I've always enjoyed adventure, from bike riding down steep hills to horseback riding. The Faces of America and Quest Scholarships I received helped me to continue my adventures by travelling abroad to South America and experiencing living life in Asunción, Paraguay.
I struggled with the language: I had no idea what anyone was saying, even on the short airplane flight from Buenos Aires to Asunción. The first night in Asunción, everyone decided to speak Spanish to each other, including when we played card games. We translated every rule of the game, but those were probably the only words I could understand. I knew vocabulary, but I could barely hold a conversation. I remember having to think hard before responding to anyone because I had to translate every Spanish word to English in my head first. However, luckily my Paraguayan family spoke English as well as Spanish. They were nice enough to speak slower and/or translate when I didn't understand at all.
I wouldn’t consider my struggle a bad thing because I did learn from it; I learned what I needed to work on, what I already knew and what I was completely oblivious to. The classes were completely in Spanish as well, forcing me to play charades with teachers. Sometimes the other students would translate and other times I was able to translate; I didn't get to do so as often, but I enjoyed the moments I did. My struggle with the language lasted throughout the entire summer program, but now that I've returned I can definitely see the improvement. I can actually understand when people talk and respond when necessary. I like to talk to the high school Spanish teacher as well as with my Spanish professor in my dual enrollment Spanish conversation class at the college. My only problem is that I still can't roll my tongue for pronunciation purposes, but I'm working on it.
Not even one day in, I learned there was a native language that everyone learned in school: Guaraní. The only word I can recall from memory alone is “Mba’eíchapa,” meaning “How are you?” Guaraní was only the beginning of all of the traditions I learned; a few of the traditional foods were sopa and mate y tereré. Sopa reminds me of cornbread visually but definitely doesn’t taste like it. Strangely, sopa is a solid because the direct translation for sopa is soup. As for mate y tereré, almost everyone drinks the herbal tea nearly everyday. There are special cups, gourds, and spoons with filters, bombillas,that are used to drink mate y tereré. Those are only a couple of the traditional foods/drinks I was able to try, but there are many more in Paraguay. It felt as if there was a different holiday every week. The first week we arrived, AFS hosted a San Juan party. There were games, empanadas, fake marriages and more. On the first day of August, everyone drinks “Carrulím,” or the “magic potion of August.” The traditional drink is made of sugar cane liquor (caña), rue (ruda), and lemon (limón); the name was formed with the first few letters of each ingredient. I remember having to take seven sips, but I don’t remember what exactly for.

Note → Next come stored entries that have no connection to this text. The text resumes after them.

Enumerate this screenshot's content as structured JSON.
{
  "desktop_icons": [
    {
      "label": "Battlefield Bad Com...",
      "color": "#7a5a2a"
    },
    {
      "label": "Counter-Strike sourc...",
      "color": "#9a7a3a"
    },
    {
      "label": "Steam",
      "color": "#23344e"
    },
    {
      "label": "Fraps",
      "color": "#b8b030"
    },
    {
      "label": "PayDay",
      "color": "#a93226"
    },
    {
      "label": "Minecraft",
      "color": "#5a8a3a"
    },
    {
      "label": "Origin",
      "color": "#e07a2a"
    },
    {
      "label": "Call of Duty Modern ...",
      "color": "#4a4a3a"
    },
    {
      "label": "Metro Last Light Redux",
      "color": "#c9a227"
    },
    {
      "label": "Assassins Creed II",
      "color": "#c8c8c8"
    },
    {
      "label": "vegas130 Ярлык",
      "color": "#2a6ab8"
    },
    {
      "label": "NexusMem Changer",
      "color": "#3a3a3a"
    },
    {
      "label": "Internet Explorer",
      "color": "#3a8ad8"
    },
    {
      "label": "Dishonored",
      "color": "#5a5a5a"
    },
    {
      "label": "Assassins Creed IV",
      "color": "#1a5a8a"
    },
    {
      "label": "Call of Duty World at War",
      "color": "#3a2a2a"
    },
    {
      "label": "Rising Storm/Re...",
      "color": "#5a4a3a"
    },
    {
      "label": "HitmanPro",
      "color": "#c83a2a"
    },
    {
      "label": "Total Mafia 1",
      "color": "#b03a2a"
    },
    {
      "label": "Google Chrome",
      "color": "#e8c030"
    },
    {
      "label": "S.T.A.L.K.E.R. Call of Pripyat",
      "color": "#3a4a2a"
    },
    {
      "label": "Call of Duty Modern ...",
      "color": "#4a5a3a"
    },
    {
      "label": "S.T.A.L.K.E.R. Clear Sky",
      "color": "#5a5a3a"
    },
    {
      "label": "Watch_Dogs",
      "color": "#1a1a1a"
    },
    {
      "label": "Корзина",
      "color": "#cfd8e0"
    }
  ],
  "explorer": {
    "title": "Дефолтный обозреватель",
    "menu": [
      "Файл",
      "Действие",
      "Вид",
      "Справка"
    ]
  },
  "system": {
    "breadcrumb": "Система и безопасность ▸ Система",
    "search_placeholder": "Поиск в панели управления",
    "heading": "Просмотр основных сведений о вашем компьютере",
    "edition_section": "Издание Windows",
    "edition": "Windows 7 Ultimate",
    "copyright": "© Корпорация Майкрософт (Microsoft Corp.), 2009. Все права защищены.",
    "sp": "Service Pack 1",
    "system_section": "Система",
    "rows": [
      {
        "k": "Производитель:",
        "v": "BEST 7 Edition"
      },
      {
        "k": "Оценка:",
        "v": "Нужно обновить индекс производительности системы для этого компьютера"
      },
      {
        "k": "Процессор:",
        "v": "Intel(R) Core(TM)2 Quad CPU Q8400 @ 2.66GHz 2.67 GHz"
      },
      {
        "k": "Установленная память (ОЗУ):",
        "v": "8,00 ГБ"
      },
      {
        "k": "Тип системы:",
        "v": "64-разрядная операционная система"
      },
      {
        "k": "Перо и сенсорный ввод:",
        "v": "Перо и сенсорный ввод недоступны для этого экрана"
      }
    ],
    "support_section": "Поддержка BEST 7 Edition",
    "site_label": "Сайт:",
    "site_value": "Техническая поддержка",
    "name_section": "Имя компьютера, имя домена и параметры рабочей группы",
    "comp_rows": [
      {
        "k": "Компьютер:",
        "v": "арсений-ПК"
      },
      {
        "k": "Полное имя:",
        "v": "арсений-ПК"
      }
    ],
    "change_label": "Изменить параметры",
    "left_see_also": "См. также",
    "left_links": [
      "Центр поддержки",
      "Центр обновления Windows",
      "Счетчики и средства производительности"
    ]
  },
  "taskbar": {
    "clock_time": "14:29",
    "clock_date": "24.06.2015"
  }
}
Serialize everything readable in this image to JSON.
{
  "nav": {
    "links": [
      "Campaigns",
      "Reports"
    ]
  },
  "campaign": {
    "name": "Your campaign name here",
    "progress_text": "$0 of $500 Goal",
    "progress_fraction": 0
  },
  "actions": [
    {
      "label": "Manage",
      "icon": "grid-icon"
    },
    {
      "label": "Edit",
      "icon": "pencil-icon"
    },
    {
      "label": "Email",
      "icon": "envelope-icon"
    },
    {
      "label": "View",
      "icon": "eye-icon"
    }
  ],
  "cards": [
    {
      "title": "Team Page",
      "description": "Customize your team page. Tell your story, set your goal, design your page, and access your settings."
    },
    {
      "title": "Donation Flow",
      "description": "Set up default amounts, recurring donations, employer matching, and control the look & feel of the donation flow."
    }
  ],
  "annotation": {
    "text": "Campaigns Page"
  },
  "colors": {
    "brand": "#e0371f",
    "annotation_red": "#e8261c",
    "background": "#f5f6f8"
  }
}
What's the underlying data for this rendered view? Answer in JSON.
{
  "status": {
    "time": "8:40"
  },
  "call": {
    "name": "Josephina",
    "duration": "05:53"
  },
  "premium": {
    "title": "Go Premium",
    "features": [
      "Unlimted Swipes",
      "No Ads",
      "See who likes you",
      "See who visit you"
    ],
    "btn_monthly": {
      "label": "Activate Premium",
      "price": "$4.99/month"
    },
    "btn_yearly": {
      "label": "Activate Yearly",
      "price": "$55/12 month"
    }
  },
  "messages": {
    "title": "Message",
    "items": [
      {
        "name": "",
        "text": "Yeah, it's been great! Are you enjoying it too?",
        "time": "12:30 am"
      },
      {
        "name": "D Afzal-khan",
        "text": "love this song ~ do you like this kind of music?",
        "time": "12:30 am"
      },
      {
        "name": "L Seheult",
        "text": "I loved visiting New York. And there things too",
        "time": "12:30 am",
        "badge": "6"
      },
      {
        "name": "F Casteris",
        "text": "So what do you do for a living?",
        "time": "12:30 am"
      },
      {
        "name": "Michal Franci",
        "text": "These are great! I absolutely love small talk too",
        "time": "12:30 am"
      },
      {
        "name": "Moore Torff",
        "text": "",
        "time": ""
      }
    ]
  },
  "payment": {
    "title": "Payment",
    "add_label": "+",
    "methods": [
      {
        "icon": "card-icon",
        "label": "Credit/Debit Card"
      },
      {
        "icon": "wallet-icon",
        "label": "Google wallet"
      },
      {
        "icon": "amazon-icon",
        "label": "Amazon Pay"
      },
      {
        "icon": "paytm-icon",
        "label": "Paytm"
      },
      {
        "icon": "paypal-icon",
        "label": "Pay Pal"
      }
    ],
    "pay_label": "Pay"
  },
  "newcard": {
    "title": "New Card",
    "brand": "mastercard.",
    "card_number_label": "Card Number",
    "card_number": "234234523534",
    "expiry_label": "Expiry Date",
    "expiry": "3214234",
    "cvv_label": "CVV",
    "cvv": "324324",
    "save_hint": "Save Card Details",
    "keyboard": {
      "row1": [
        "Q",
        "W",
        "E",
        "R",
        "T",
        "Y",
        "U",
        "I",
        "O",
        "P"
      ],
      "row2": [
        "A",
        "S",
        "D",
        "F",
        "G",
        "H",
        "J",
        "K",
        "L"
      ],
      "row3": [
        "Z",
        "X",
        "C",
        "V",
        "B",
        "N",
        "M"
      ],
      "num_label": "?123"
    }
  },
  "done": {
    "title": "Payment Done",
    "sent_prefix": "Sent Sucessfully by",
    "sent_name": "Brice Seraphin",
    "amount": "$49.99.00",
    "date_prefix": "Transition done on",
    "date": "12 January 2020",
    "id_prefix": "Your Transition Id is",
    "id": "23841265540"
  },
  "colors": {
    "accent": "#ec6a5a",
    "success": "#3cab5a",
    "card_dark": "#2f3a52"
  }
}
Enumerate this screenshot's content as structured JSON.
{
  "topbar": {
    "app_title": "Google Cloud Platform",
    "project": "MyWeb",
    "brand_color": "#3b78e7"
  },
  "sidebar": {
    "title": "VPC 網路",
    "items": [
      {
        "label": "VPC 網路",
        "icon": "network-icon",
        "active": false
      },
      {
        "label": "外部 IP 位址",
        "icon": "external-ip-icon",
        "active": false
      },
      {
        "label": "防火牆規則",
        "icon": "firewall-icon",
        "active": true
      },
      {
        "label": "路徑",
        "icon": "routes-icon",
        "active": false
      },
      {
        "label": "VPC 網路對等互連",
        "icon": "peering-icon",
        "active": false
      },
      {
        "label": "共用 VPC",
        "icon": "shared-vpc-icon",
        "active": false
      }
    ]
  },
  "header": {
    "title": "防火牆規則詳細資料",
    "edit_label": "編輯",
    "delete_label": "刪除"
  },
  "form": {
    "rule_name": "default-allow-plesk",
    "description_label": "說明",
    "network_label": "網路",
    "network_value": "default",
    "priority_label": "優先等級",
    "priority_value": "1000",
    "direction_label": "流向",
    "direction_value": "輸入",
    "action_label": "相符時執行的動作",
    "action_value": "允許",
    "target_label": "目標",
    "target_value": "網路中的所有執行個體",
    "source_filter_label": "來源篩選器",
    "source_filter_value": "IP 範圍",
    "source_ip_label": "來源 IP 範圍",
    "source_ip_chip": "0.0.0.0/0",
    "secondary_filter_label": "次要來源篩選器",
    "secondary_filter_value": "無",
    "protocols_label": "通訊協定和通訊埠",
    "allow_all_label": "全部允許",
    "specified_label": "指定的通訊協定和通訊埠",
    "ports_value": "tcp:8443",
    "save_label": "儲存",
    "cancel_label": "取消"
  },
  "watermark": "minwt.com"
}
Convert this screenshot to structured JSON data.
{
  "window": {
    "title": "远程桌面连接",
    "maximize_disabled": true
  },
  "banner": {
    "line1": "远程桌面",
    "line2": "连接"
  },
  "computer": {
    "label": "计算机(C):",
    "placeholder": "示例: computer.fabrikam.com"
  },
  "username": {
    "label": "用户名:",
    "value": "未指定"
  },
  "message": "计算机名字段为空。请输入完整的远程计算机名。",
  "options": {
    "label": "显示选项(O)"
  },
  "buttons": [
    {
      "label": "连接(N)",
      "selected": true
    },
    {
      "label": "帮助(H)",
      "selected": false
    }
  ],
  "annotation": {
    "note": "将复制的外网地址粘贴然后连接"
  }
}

The traditions were probably my favorite thing about Paraguay, right before the tourist spots. I visited the highest point of Asunción and different museums around Asunción, Santo del Monday and Ipaitú in Ciudad del Este, la iglesia de Aregua (church), Loma San Jerónimo, la palacio de los lopez (their version of the white house) and more. If I could name all the places I visited, I would. There is more to share, but this essay alone couldn’t do my experience justice.
I would like to again thank AFS and Quest for making this experience possible for me.